Question 1- What Is Processing Fluency And How Can It Be Measured Experimentally? Flashcards
What is processing fluency?
-A theory of aesthetic pleasure proposed by Reber, Schwarz and Winkielman (2004)
-Fundamental idea:
•the more one fluenty processes an item or stimuli, the more positive one’s aesthetic response to it
What 2 types of fluency make processing fluency?
-Perceptual fluency:
•the ease to which the stimulus can be identified based on its physical features, such as presentation duration, figure-ground contrast, repetition and perceptual priming
-Conceptual fluency:
•how easy it is to identify an object based on familiarity and similarity of meaning and concepts
Objectivist or subjectivist?
-Takes on an interactionist approach
•”beauty is grounded in the processing experiences of the perceiver that emerge from the interaction of stimulus properties and perceivers’ cognitive and affective processes”
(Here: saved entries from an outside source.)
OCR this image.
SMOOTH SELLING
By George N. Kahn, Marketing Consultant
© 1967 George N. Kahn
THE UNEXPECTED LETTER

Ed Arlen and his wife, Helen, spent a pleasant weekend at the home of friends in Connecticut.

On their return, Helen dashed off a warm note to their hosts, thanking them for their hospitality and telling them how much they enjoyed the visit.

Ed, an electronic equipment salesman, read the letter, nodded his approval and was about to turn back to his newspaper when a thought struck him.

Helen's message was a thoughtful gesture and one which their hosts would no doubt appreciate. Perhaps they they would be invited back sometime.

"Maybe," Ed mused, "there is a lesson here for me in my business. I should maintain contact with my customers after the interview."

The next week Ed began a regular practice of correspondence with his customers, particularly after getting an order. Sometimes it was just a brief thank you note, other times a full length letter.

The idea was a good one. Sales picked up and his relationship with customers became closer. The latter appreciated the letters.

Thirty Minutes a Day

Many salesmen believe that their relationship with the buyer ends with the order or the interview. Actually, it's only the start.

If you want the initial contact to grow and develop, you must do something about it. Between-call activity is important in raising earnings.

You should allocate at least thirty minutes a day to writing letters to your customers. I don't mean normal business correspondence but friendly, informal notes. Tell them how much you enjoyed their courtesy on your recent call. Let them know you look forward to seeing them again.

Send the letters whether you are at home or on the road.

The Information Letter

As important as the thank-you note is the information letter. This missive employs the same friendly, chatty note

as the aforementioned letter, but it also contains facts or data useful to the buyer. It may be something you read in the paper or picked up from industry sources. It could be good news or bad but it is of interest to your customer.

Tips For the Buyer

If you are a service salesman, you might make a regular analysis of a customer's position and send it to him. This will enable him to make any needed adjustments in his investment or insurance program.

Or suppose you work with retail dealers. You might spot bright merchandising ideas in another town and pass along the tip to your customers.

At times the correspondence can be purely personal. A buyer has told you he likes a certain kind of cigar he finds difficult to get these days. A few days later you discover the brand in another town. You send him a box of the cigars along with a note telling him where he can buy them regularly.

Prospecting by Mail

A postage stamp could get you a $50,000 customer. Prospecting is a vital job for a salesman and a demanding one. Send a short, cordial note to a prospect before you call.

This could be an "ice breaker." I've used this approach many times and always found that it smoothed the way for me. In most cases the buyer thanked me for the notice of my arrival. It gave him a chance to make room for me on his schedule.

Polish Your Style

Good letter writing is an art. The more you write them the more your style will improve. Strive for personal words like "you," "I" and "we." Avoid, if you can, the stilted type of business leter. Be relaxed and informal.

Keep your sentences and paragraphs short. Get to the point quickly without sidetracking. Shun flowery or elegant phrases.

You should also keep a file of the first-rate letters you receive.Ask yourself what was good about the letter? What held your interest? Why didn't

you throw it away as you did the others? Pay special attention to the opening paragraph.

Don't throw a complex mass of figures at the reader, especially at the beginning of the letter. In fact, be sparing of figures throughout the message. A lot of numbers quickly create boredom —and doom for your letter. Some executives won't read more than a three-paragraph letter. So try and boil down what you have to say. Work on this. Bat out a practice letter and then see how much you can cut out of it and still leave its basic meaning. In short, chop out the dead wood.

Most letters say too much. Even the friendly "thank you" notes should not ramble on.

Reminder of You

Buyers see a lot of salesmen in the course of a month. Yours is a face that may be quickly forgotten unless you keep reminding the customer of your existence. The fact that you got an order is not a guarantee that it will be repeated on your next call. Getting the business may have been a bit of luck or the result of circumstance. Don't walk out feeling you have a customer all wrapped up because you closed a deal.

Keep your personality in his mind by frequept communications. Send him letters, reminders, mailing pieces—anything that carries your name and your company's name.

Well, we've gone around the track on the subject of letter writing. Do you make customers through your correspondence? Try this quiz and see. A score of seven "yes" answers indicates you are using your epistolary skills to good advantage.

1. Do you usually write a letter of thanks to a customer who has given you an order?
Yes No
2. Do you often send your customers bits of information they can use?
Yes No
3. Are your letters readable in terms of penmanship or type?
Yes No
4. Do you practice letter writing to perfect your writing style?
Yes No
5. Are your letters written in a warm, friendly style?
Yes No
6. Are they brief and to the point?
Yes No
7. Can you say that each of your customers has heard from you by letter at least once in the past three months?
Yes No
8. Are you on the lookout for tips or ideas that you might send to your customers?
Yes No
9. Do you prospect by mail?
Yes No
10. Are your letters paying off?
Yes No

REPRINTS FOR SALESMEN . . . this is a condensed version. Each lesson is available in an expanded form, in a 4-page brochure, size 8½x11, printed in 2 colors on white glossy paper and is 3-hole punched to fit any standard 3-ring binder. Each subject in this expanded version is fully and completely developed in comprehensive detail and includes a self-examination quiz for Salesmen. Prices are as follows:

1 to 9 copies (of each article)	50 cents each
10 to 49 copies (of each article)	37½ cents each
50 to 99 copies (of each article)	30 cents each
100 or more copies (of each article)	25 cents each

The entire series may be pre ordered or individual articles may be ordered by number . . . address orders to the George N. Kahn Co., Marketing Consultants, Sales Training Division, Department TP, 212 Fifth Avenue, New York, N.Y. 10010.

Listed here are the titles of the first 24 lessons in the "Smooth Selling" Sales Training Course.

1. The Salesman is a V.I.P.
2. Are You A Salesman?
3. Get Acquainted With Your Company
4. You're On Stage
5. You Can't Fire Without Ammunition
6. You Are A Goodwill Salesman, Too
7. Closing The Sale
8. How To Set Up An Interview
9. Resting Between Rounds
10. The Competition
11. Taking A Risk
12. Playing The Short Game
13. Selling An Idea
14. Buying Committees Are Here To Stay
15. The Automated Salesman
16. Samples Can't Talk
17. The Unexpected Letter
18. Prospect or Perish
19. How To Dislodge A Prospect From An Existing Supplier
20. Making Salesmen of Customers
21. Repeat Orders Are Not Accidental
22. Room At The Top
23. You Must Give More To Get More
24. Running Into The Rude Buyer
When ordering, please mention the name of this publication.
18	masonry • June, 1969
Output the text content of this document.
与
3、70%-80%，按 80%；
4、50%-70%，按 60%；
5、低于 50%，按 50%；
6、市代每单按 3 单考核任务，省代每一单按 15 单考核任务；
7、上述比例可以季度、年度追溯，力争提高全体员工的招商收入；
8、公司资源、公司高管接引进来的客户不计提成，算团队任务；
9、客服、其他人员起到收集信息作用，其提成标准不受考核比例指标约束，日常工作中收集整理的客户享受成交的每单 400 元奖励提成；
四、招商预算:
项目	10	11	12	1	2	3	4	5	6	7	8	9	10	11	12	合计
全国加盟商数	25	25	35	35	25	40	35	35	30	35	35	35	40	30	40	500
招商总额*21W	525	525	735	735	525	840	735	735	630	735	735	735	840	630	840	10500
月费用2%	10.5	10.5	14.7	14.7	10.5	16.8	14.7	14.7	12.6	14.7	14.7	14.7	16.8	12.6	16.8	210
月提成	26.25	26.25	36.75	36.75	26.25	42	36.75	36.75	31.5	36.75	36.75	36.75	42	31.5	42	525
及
One way of measuring processing fluency?
-Perceptual primes: Winkielman and Cacioppo (2001):
•PPs watched black and white pictures of neutral everyday objects, e.g horse or chair
•Study 1:
~Unobtrusive primes were used that either matched or did not match the target. They were presented before the target and were outlines with a random pattern in the middle.
~PPs rated how positive or negative it was (some PPs had positive, some had negative only). Facial EMG was collected from each PP.
•Study 2:
~PPs again watched the black and white neutral pictures, except some pictures were presented longer than others. Done to see if longer pictures resulted in positive reactions
~PPs also given a rating scale than included positive and negative ratings
•Results:
~pictures that matched the primes and longer presented pictures were easier to process and resulted in positive affect ratings indicated by the facial EMG and higher positive ratings (in study 1 the PPs did not rate highly on negative scale).
Another way of measuring processing fluency?
-Figure-ground contrast: Reber, Winkielman and Schwarz (1998), Reber and Schwarz (2001):
•Higher figure-ground contrasts, like black circles on white backgrounds, are processed more fluently and liked more than lower figure-ground contrasts, like light grey circles on dark grey backgrounds.